「銀河鉄道の夜」読書感想

銀河鉄道の世界ってもしかして

もしかして、皆の願いが叶ってしまうのが、銀河鉄道の世界なのか。
ジョバンニが最も大きい夢を持っていたから、ジョバンニが最も生きたがっていたから、どこまでも行ける切符を手にしていたのか。
ジョバンニはどこまでも行くことを願っていた。カンパネラとどこまでも行きたかったし生きたかった。
それが叶わなくなってしまった。
ジョバンニは鳥捕りを消してしまい、罪悪感を覚える。
沈没船に乗っていた家族は、サソリをイメージしてサソリを出現させる。
彼等はサザンクロス駅で降りる事を最初から決めていた。
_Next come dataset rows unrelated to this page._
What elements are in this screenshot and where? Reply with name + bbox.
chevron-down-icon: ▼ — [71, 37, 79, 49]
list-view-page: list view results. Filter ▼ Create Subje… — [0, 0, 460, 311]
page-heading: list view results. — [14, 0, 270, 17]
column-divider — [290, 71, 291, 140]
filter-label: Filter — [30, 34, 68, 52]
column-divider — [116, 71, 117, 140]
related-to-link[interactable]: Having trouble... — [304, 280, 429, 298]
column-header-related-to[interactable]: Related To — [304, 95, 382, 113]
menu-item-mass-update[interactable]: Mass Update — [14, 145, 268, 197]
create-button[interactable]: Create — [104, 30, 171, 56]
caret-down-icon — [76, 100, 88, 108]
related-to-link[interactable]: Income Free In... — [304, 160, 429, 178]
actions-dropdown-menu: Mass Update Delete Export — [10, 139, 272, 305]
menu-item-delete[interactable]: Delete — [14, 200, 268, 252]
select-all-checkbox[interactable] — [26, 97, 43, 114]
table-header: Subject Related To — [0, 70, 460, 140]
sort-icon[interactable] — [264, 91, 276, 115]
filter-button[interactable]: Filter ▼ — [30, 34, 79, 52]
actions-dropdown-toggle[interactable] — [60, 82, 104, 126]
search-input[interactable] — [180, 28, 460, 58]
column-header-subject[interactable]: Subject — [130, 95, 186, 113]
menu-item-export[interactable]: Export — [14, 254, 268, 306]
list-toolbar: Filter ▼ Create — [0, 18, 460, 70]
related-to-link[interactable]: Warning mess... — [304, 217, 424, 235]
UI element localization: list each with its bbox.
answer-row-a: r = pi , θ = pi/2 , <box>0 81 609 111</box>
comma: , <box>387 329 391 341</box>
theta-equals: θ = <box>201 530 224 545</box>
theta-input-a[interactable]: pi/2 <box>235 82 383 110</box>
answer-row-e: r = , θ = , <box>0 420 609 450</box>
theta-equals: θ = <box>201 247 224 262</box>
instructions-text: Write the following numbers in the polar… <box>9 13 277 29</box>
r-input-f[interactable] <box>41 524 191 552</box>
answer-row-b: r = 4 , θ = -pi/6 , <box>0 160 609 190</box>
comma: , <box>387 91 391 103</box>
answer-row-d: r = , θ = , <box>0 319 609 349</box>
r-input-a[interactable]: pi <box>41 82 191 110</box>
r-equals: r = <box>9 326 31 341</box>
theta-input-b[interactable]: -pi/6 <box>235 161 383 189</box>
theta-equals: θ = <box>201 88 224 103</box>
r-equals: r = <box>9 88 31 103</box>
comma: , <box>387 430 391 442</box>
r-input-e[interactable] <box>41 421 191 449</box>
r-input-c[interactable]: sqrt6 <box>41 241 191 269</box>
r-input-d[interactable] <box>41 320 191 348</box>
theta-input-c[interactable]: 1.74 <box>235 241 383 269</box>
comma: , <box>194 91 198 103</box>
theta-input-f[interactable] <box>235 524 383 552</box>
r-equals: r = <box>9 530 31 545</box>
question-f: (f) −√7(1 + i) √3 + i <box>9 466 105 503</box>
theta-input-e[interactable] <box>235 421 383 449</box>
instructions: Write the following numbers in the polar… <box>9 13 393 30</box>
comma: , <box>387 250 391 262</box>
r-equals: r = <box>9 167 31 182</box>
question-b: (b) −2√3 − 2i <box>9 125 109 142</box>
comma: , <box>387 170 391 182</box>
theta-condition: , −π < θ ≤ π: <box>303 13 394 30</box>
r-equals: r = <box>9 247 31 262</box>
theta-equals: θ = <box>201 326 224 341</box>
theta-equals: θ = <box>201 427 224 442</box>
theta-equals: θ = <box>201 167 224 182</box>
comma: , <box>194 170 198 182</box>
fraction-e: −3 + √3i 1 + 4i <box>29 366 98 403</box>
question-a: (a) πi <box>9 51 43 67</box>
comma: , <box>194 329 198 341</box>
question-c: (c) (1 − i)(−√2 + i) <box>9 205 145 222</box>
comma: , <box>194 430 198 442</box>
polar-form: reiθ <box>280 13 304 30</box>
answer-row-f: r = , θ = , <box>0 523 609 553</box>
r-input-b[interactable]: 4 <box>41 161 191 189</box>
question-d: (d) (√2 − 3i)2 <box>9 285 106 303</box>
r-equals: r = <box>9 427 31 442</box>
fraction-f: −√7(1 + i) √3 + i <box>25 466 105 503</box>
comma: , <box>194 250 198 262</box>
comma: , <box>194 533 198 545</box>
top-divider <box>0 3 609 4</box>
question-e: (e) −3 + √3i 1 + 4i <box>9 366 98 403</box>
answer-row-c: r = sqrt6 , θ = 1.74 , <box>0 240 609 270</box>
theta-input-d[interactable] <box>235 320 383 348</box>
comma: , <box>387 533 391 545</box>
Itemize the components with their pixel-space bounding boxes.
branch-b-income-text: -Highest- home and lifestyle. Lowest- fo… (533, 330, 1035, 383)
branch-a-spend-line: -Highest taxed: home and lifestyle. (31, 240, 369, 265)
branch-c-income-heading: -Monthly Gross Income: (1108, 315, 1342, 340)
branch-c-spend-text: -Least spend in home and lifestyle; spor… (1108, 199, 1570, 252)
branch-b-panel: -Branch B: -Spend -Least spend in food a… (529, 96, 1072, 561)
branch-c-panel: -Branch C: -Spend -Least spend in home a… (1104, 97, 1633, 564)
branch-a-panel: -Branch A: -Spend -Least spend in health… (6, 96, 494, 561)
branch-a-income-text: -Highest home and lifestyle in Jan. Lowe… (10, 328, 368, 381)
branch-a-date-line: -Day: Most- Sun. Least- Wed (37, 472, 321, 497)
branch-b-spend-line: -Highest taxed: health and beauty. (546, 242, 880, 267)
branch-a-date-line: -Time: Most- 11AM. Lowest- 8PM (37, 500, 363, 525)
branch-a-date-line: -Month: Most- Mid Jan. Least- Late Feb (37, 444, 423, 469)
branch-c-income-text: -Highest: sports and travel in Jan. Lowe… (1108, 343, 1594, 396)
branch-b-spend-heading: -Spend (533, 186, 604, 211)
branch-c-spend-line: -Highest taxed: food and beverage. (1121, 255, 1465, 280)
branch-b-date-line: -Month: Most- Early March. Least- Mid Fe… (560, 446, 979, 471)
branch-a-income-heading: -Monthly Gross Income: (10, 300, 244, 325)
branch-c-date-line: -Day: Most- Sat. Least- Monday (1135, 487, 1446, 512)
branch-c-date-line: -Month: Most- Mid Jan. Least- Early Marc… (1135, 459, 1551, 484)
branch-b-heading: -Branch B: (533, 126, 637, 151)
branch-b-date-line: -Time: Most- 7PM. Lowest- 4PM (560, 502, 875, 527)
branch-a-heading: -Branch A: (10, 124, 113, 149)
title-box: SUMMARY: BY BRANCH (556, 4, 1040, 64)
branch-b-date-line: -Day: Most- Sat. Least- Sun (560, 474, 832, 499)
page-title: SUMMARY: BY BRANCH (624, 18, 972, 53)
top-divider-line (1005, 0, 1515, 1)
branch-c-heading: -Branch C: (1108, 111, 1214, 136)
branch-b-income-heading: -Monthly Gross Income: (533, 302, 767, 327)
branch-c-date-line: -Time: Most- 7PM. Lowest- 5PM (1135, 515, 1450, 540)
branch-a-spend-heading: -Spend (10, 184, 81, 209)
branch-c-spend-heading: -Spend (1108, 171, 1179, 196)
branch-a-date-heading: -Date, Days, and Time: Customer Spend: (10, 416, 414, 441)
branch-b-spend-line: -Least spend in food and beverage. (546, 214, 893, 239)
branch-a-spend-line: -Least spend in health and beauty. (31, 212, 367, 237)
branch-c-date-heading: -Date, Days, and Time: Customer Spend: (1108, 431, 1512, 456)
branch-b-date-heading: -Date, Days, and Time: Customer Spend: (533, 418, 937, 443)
選んでいた。
そこまでしか行くつもりがなかったから。あきらめていた。決めつけていた。
ジョバンニは傷ついていたから電車に乗ったのか。いじめられていたから?
それともカンパネルラに呼ばれたのか?
カンパネルラはジョバンニを連れて行かないようにあえて無視していた。
自分が、宇宙の穴に、現実の川に吸い込まれるのがわかっていたから、無視していた。
銀河にはぽっかり穴が空いて、カンパネルラは落ちていった。

現実の世界ってもしかして

現実に戻ったとき、ジョバンニの前に立つ男が言った。
1500年前の地図には水素も酸素もなかったと。火や水が素だと思われていたと。
しかしこれは嘘ではない。まだ明らかになっていなかったのだ。今の時代の地図も正しいとは限らない。
後になったら変わる。後から見たらおかしなことを言っているかもしれない。
その変化は今、訪れる。
カンパネルラには本当に会えないのか。今は会えないだけで、今悲しいだけで、その今はすぐ過去になる。
正しい方法を見つけると、幸せが見つけられるよ。現実を今起きたことだけにしてはいけない。
これから起こることもまた現実だ。今後も生まれ続ける。
探し続けよう本当の幸せを。
皆が幸せになる方法を。
それは誰も忘れてはいけない。大切なことだと。